Without presuming to prejudge whether the Bankruptcy Court will on remand find misconduct requiring sanction and, if so, how that sanction is tailored, I note that in tailoring a remedy to address such misconduct as it does find, care must be paid to insure that the remedy fits the offense and serves the purposes of §§ 105(a) and 510(c) without undue harshness.

III. CONCLUSION

For the reasons set forth more fully above, I hereby DENY appellees' motion to strike,8 VACATE the Bankruptcy Court's judgment, and REMAND for further proceedings consistent with this opinion.

1. Fleet National Bank is the result of the merger of Fleet Bank, N.A. with and into Fleet National Bank, formerly BankBoston, N.A., in March 2000.

2. The parties agree that BankVest instructed FINOVA Loan Administration, Inc. ("FINOVA"), which had taken over the lease servicing of the Fleet and BankBoston Warehouse Leases, "to remit the lease proceeds it collected pursuant" to the loans to Fleet as of January 1, 2000.

3. As noted in the bankruptcy order, the Official Committee of Unsecured Creditors became the Post-Effective Date Committee on the effective date of the Plan. The committees are identical and are referred to in this Memorandum and Order as the "Committee."

4. The document defines the Pricing Date as October 9, 2000.

5. In the opinion, the court interprets the agreement between Fleet and ARK to mean that Fleet no longer has a right to any claim. In BankVest Capital Corporation, 276 B.R. at 31. The court, however, did not determine the amount of ARK's claim. Id. at 30 n. 32. At oral argument of this appeal, the Committee's counsel reported that ARK's claim had been compromised by agreement and that consequently these monies would be available to the unsecured creditors of the estate.

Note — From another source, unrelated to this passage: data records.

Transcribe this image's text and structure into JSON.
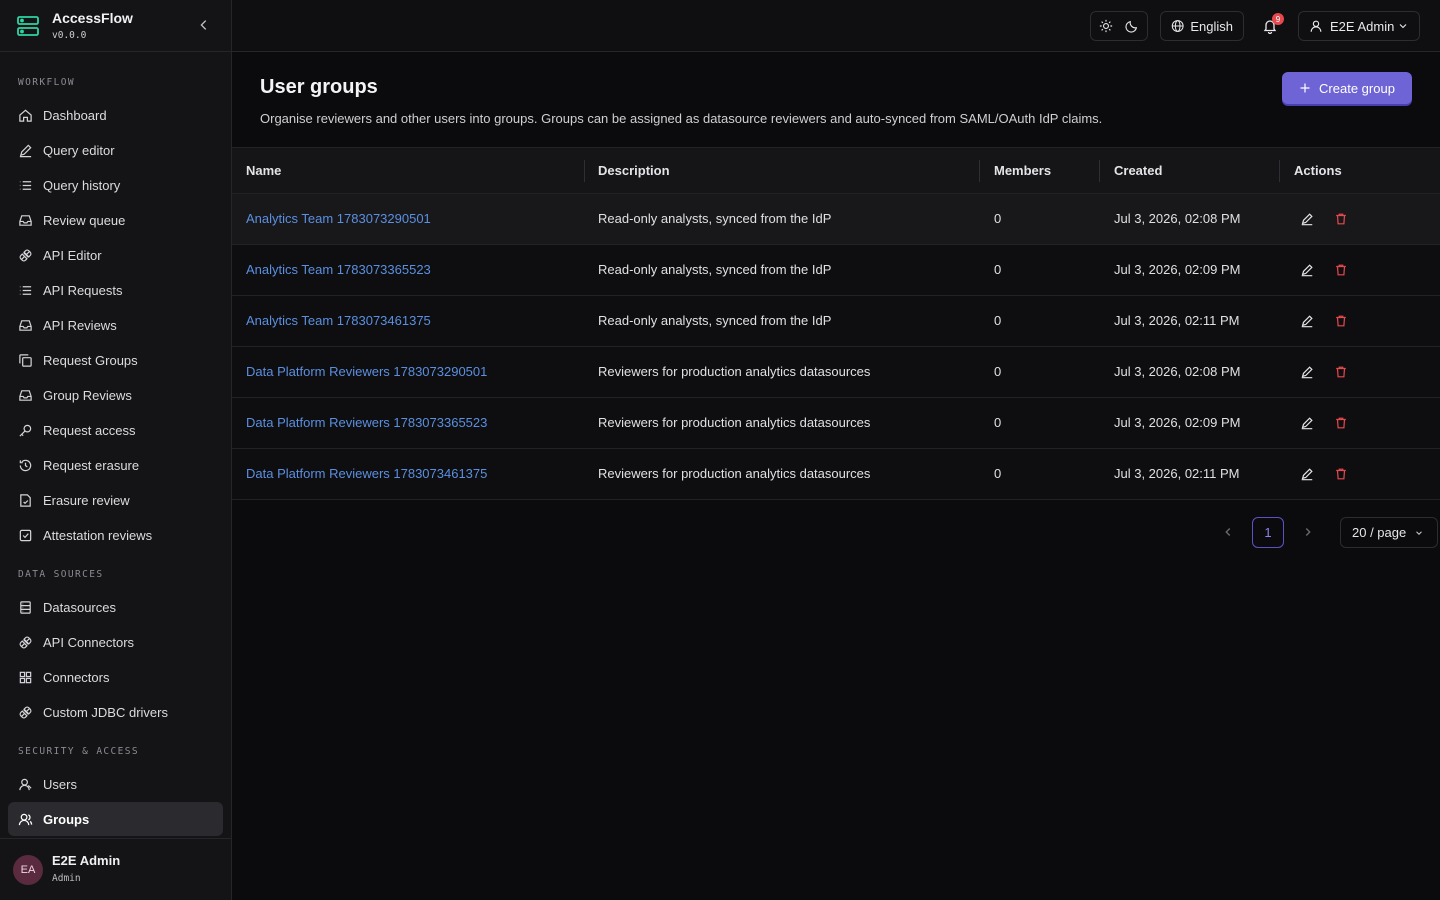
{
  "app": {
    "name": "AccessFlow",
    "version": "v0.0.0"
  },
  "sidebar": {
    "sections": [
      {
        "label": "WORKFLOW",
        "items": [
          {
            "label": "Dashboard",
            "icon": "home-icon"
          },
          {
            "label": "Query editor",
            "icon": "edit-icon"
          },
          {
            "label": "Query history",
            "icon": "list-icon"
          },
          {
            "label": "Review queue",
            "icon": "inbox-icon"
          },
          {
            "label": "API Editor",
            "icon": "plug-icon"
          },
          {
            "label": "API Requests",
            "icon": "list-icon"
          },
          {
            "label": "API Reviews",
            "icon": "inbox-icon"
          },
          {
            "label": "Request Groups",
            "icon": "copy-icon"
          },
          {
            "label": "Group Reviews",
            "icon": "inbox-icon"
          },
          {
            "label": "Request access",
            "icon": "key-icon"
          },
          {
            "label": "Request erasure",
            "icon": "history-icon"
          },
          {
            "label": "Erasure review",
            "icon": "file-check-icon"
          },
          {
            "label": "Attestation reviews",
            "icon": "checkbox-icon"
          }
        ]
      },
      {
        "label": "DATA SOURCES",
        "items": [
          {
            "label": "Datasources",
            "icon": "database-icon"
          },
          {
            "label": "API Connectors",
            "icon": "plug-icon"
          },
          {
            "label": "Connectors",
            "icon": "grid-icon"
          },
          {
            "label": "Custom JDBC drivers",
            "icon": "plug-icon"
          }
        ]
      },
      {
        "label": "SECURITY & ACCESS",
        "items": [
          {
            "label": "Users",
            "icon": "user-icon"
          },
          {
            "label": "Groups",
            "icon": "users-icon",
            "active": true
          }
        ]
      }
    ],
    "user": {
      "initials": "EA",
      "name": "E2E Admin",
      "role": "Admin"
    }
  },
  "topbar": {
    "language": "English",
    "notifications_count": "9",
    "user_name": "E2E Admin"
  },
  "page": {
    "title": "User groups",
    "description": "Organise reviewers and other users into groups. Groups can be assigned as datasource reviewers and auto-synced from SAML/OAuth IdP claims.",
    "create_label": "Create group"
  },
  "table": {
    "columns": [
      "Name",
      "Description",
      "Members",
      "Created",
      "Actions"
    ],
    "rows": [
      {
        "name": "Analytics Team 1783073290501",
        "description": "Read-only analysts, synced from the IdP",
        "members": "0",
        "created": "Jul 3, 2026, 02:08 PM"
      },
      {
        "name": "Analytics Team 1783073365523",
        "description": "Read-only analysts, synced from the IdP",
        "members": "0",
        "created": "Jul 3, 2026, 02:09 PM"
      },
      {
        "name": "Analytics Team 1783073461375",
        "description": "Read-only analysts, synced from the IdP",
        "members": "0",
        "created": "Jul 3, 2026, 02:11 PM"
      },
      {
        "name": "Data Platform Reviewers 1783073290501",
        "description": "Reviewers for production analytics datasources",
        "members": "0",
        "created": "Jul 3, 2026, 02:08 PM"
      },
      {
        "name": "Data Platform Reviewers 1783073365523",
        "description": "Reviewers for production analytics datasources",
        "members": "0",
        "created": "Jul 3, 2026, 02:09 PM"
      },
      {
        "name": "Data Platform Reviewers 1783073461375",
        "description": "Reviewers for production analytics datasources",
        "members": "0",
        "created": "Jul 3, 2026, 02:11 PM"
      }
    ]
  },
  "pagination": {
    "current_page": "1",
    "page_size": "20 / page"
  },
  "colors": {
    "accent": "#6e64d6",
    "link": "#5b8fe0",
    "danger": "#e5484d"
  }
}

6. I assume that this was a typographical error resulting from a transposition of numbers. I proceed on the assumption that a reference to section 510(c) was intended.

7. Section 303(f) reads: "Notwithstanding section 363 of this title, except to the extent that the court orders otherwise, and until an order for relief in the case, any business of the debtor may continue to operate, and the debtor may continue to use, acquire, or dispose of property as if an involuntary case concerning the debtor had not been commenced."

8. The papers appellees seek to strike are in the record of the underlying BankVest bankruptcy proceedings and consequently are generally part of the court's record of the case. They are, in any event, papers of which I may take judicial notice. As is evident from this memorandum, these papers, however were not material to my disposition of this appeal.